Destaca que el occiso era vecino de Quintero Barrero y que la planeación de tales hechos se desprende cuando en la audiencia pública éste negó que el homicidio hubiera obedecido al hecho de que la víctima hurtaba ganado, por cuanto es clara la enemistad y disputa por dedicarse precisamente al “ abigeato ” acción con la cual afectó también a la familia de Quintero, y agrega el censor que común entre los ganaderos al detectar a los autores de hurtos “ponerse de acuerdo y estirpar de una vez por todas a los amigos de lo ajeno.” En este sentido, hace énfasis en que Quintero Barrero tenía un interés directo en “ eliminar ” a Villalobos, para ello aprovechó la amistad con Fierro y Medina y vio la oportunidad de que luego de la cita que tenían que cumplir con PEÑUELA, le dieran muerte, de ahí que fuera visto dando vueltas por el lugar en una moto y luego en un bus de servicio público.
Que contrariamente su asistido no tenía interés en la muerte de Villalobos, pues no lo conocía y menos había tenido algún altercado con él, ni fue víctima de los hurtos que realizaba.
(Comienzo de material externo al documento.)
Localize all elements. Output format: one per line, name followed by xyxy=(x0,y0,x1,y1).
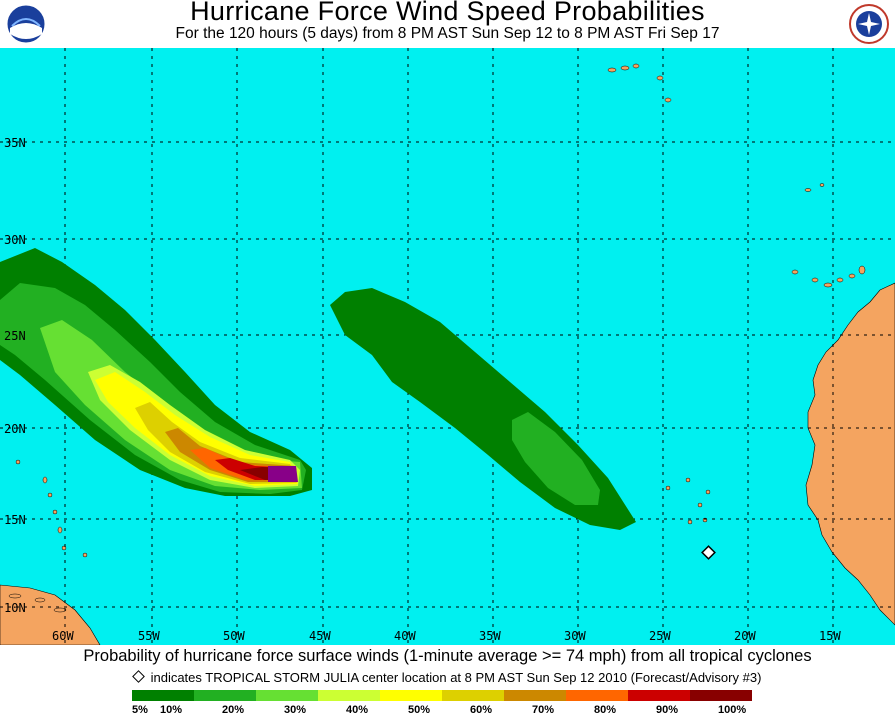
lon-label: 55W xyxy=(138,629,160,643)
legend-label: 90% xyxy=(656,704,679,716)
legend-label: 70% xyxy=(532,704,555,716)
legend-label: 60% xyxy=(470,704,493,716)
lon-label: 40W xyxy=(394,629,416,643)
footer: Probability of hurricane force surface w… xyxy=(0,645,895,716)
legend-swatch xyxy=(380,690,442,701)
lat-label: 10N xyxy=(4,601,26,615)
lon-label: 45W xyxy=(309,629,331,643)
legend-swatch xyxy=(628,690,690,701)
africa-land xyxy=(805,282,895,626)
page-subtitle: For the 120 hours (5 days) from 8 PM AST… xyxy=(175,25,720,42)
lat-label: 25N xyxy=(4,329,26,343)
legend-label: 5% xyxy=(132,704,148,716)
legend-swatch xyxy=(194,690,256,701)
legend-swatch xyxy=(132,690,194,701)
legend-swatch xyxy=(504,690,566,701)
lat-label: 35N xyxy=(4,136,26,150)
latitude-labels: 35N 30N 25N 20N 15N 10N xyxy=(4,136,26,615)
legend-swatch xyxy=(442,690,504,701)
map-caption: Probability of hurricane force surface w… xyxy=(83,647,812,665)
legend-label: 10% xyxy=(160,704,183,716)
noaa-logo xyxy=(6,4,46,44)
storm-center-marker xyxy=(701,545,716,560)
legend-label: 20% xyxy=(222,704,245,716)
lon-label: 15W xyxy=(819,629,841,643)
header: Hurricane Force Wind Speed Probabilities… xyxy=(0,0,895,48)
lon-label: 30W xyxy=(564,629,586,643)
lon-label: 25W xyxy=(649,629,671,643)
legend-labels: 5% 10% 20% 30% 40% 50% 60% 70% 80% 90% 1… xyxy=(0,704,895,718)
lon-label: 20W xyxy=(734,629,756,643)
legend-swatch xyxy=(566,690,628,701)
legend-label: 80% xyxy=(594,704,617,716)
legend-label: 30% xyxy=(284,704,307,716)
national-weather-service-logo xyxy=(849,4,889,44)
storm-note-text: indicates TROPICAL STORM JULIA center lo… xyxy=(150,670,762,685)
lat-label: 20N xyxy=(4,422,26,436)
julia-probability-swath xyxy=(0,248,312,496)
page-title: Hurricane Force Wind Speed Probabilities xyxy=(190,0,705,26)
lat-label: 15N xyxy=(4,513,26,527)
storm-note: indicates TROPICAL STORM JULIA center lo… xyxy=(0,670,895,685)
legend-label: 100% xyxy=(718,704,747,716)
lon-label: 60W xyxy=(52,629,74,643)
lon-label: 35W xyxy=(479,629,501,643)
legend-swatch xyxy=(690,690,752,701)
longitude-labels: 60W 55W 50W 45W 40W 35W 30W 25W 20W 15W xyxy=(52,629,841,643)
islands xyxy=(8,63,866,613)
probability-map: 35N 30N 25N 20N 15N 10N 60W 55W 50W 45W … xyxy=(0,48,895,645)
lat-label: 30N xyxy=(4,233,26,247)
eastern-probability-swath xyxy=(330,288,636,530)
lon-label: 50W xyxy=(223,629,245,643)
legend-label: 40% xyxy=(346,704,369,716)
legend-label: 50% xyxy=(408,704,431,716)
south-america-land xyxy=(0,584,101,645)
diamond-icon xyxy=(131,670,145,683)
grid-lines xyxy=(0,48,895,645)
legend-swatch xyxy=(256,690,318,701)
map-canvas: 35N 30N 25N 20N 15N 10N 60W 55W 50W 45W … xyxy=(0,48,895,645)
legend-swatch xyxy=(318,690,380,701)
De la misma manera, aduce que su defendido reside en un sitio opuesto y lejano de la Vereda “ El Gobernador ”, sitio que no conoce Javier Quintero, de lo cual, por los varios elementos descritos por él en relación con la casa de PEÑUELA surge contradicción con las aseveraciones de los declarantes Darío Alberto Orjuela y Víctor Darío Orjuela quienes indican que allí no existe motobomba o manguera de riego, ni hay ganado.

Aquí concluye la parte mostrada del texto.